Witnesses say the three hikers ignored warnings and climbed guard railing at the top of Vernal Fall on Tuesday to wade into the Merced River, several dozen feet from the water’s drop.
They put themselves in a situation where they were in real danger, and it cost them their lives. The story tells of others that day who also ignored the warnings and the guard rail, but fortunately for them, nothing happened to them. One of the witnesses, who has been on the trail many times said “People come up here and they think it’s Disneyland.” I’ve seen this attitude for most of my life. People come to the wilderness, and “expect” it to be “just like the nature shows on television,” or “just like home.” It’s not.
That used to be known by almost everyone, but it has been forgotten. Many of the dangers that our ancestors knew, and took care to avoid, have been replaced by a lackadaisical attitude, and an expectation that things will be or have been “made safe.” Predictably, this story appeared:
While the families plead with park authorities to do all they can in the search, they also are concerned for potential dangers facing future hikers. They asked Romina Kiryakous, founder of Genesis Behavior Center to have her firm conduct an assessment of the safety measures in place at Vernal Fall.

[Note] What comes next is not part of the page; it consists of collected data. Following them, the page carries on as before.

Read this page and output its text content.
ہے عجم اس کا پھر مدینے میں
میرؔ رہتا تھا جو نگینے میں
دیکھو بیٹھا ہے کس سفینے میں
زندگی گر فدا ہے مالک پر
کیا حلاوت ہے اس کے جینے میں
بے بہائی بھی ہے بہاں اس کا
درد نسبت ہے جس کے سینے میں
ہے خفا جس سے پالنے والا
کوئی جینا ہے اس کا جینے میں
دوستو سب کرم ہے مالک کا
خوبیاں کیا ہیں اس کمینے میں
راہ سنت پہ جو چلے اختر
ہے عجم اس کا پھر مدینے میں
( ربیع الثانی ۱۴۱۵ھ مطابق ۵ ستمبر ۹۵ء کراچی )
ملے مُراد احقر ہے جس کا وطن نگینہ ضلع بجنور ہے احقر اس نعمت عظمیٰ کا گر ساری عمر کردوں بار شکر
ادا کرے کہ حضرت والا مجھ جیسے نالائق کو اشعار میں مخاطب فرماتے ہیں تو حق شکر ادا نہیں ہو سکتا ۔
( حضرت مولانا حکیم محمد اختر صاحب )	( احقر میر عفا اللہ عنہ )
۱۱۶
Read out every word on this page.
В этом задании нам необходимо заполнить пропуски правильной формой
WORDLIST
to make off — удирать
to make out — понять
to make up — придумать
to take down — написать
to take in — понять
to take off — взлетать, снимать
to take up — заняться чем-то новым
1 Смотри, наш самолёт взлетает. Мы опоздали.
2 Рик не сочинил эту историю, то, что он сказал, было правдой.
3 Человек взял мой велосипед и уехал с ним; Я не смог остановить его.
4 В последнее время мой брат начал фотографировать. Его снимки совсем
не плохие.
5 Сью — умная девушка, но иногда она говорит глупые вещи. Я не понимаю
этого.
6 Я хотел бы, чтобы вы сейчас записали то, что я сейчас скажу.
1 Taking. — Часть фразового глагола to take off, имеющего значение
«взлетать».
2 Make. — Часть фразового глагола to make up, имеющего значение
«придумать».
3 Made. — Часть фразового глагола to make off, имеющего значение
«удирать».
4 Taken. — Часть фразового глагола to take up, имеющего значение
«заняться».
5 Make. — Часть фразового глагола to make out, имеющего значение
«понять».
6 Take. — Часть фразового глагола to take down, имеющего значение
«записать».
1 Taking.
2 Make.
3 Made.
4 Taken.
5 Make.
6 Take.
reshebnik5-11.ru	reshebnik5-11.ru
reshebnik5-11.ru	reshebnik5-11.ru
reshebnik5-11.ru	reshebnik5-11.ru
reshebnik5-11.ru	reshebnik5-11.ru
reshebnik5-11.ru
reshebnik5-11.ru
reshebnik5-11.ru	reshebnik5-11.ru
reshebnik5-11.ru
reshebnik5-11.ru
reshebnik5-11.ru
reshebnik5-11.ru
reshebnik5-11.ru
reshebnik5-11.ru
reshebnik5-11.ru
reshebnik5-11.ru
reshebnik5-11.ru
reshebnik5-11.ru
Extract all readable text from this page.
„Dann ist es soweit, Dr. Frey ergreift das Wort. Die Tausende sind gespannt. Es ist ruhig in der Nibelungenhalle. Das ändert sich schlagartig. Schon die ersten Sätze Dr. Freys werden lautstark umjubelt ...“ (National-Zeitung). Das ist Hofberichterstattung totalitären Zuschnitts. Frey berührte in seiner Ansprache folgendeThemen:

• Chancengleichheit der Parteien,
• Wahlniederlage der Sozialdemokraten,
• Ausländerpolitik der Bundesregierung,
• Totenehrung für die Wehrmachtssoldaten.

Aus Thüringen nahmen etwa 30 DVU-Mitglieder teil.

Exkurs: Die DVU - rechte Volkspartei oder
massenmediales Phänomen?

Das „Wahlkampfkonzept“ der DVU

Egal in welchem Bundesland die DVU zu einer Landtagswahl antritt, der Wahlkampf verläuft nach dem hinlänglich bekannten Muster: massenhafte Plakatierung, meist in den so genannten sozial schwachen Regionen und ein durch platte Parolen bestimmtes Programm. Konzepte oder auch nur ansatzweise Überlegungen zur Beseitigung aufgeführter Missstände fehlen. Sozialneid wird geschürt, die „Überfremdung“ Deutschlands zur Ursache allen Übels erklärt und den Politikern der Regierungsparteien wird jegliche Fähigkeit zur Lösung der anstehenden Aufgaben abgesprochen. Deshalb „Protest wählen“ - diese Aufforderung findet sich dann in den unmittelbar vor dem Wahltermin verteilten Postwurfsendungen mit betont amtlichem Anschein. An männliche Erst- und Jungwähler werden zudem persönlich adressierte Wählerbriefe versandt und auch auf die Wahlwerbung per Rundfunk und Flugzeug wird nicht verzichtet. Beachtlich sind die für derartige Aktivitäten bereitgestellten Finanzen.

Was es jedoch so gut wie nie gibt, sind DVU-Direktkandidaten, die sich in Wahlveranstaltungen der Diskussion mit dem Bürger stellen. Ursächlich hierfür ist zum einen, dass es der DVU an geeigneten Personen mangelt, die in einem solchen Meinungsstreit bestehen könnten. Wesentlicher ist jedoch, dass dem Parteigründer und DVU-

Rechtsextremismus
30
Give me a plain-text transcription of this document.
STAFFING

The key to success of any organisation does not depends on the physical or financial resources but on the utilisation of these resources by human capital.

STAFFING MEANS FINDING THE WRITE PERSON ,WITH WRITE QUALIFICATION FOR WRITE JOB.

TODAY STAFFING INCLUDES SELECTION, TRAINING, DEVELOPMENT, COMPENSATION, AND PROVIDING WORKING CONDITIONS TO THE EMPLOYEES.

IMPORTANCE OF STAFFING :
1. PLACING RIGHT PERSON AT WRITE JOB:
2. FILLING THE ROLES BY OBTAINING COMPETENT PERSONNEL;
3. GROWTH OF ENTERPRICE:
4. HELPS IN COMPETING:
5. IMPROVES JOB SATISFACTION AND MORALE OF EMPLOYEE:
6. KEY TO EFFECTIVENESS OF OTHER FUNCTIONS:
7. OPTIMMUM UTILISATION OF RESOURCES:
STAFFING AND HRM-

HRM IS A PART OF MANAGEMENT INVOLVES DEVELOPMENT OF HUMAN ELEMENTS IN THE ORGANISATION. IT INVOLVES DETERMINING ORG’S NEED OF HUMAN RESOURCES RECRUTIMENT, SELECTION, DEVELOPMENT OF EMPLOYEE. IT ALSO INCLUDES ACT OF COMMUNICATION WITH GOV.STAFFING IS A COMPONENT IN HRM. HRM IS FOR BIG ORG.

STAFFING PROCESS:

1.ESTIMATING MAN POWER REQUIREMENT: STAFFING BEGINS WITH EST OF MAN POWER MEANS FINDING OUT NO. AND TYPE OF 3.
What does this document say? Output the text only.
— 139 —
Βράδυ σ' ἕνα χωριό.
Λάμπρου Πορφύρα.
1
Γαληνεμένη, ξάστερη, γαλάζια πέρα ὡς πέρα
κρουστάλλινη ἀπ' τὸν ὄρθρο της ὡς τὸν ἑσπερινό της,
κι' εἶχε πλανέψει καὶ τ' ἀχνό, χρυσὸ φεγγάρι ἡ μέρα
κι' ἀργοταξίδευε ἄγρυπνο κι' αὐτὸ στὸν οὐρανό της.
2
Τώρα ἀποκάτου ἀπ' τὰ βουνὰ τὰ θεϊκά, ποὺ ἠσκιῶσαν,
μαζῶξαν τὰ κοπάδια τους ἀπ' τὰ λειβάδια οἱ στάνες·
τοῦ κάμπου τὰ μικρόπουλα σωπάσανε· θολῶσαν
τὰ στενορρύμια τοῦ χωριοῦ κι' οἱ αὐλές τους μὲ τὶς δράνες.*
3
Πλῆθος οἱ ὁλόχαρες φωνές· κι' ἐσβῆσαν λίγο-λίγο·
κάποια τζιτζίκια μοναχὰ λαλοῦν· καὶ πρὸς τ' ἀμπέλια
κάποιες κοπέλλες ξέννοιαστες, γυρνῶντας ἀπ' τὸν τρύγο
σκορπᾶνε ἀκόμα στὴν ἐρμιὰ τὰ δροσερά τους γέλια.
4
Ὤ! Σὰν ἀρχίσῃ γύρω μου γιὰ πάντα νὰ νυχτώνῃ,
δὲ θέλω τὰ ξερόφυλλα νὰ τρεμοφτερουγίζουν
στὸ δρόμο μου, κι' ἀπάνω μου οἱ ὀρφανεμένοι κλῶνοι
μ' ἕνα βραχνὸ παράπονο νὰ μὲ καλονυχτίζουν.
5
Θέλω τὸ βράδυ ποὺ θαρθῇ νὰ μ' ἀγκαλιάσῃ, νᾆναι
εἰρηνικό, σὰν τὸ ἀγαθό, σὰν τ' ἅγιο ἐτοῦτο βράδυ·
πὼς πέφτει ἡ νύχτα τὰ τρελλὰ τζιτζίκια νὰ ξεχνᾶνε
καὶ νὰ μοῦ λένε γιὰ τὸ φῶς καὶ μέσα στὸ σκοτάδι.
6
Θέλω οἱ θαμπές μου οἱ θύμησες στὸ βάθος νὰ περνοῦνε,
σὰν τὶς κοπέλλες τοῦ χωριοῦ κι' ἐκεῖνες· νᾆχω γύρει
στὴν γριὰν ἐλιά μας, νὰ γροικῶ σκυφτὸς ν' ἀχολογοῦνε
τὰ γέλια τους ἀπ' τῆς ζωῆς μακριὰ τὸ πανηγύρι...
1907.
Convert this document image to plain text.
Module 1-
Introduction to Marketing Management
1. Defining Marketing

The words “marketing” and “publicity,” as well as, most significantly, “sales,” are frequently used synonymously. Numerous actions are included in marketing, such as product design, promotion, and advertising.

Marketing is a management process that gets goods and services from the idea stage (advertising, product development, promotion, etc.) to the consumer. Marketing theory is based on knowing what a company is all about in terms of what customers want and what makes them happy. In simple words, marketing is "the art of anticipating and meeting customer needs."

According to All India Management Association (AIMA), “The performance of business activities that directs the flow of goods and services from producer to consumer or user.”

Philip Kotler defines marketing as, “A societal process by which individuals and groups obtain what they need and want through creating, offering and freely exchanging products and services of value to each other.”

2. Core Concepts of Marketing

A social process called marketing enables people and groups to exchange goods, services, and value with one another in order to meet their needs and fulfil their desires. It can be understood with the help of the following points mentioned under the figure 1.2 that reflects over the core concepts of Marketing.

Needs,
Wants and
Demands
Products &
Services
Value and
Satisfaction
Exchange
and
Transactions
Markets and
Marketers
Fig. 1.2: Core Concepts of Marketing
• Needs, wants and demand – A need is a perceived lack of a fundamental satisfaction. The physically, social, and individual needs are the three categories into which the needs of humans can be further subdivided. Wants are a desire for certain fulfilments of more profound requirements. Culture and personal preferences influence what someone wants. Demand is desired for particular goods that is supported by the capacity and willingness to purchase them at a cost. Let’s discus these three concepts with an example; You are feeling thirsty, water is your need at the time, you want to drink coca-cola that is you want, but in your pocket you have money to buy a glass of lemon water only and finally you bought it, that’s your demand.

Quite frankly, anything that the park does, besides entirely closing the trail and posting a guard to make sure that no one goes there, will turn out to be “insufficient.” People will continue to ignore signs, warnings, and fences. Over the past few decades there’s been a lot of initiatives to make things “safer,” often driven by litigation. Someone will do something stupid, and then sue because they weren’t prevented from doing something stupid. Even when extra safety measures are implemented, it turns out that someone will bypass them.
Anyone who has lived or worked in wilderness areas knows this. There’s a reason there are footbridges, guard rails, and signs in places. There’s a reason we warn people to stay on the trails, and to take certain precautions. It’s not because we’re trying to stop you from having “fun.” It’s to keep you alive. You see, we know something. Nature is not your friend. It can – and will – injure or kill you if you’re not careful. There is no perfect safety out there. If you’re going to act like there is, Nature will quickly demonstrate why you’re wrong. If you’re lucky, you’ll survive the lesson.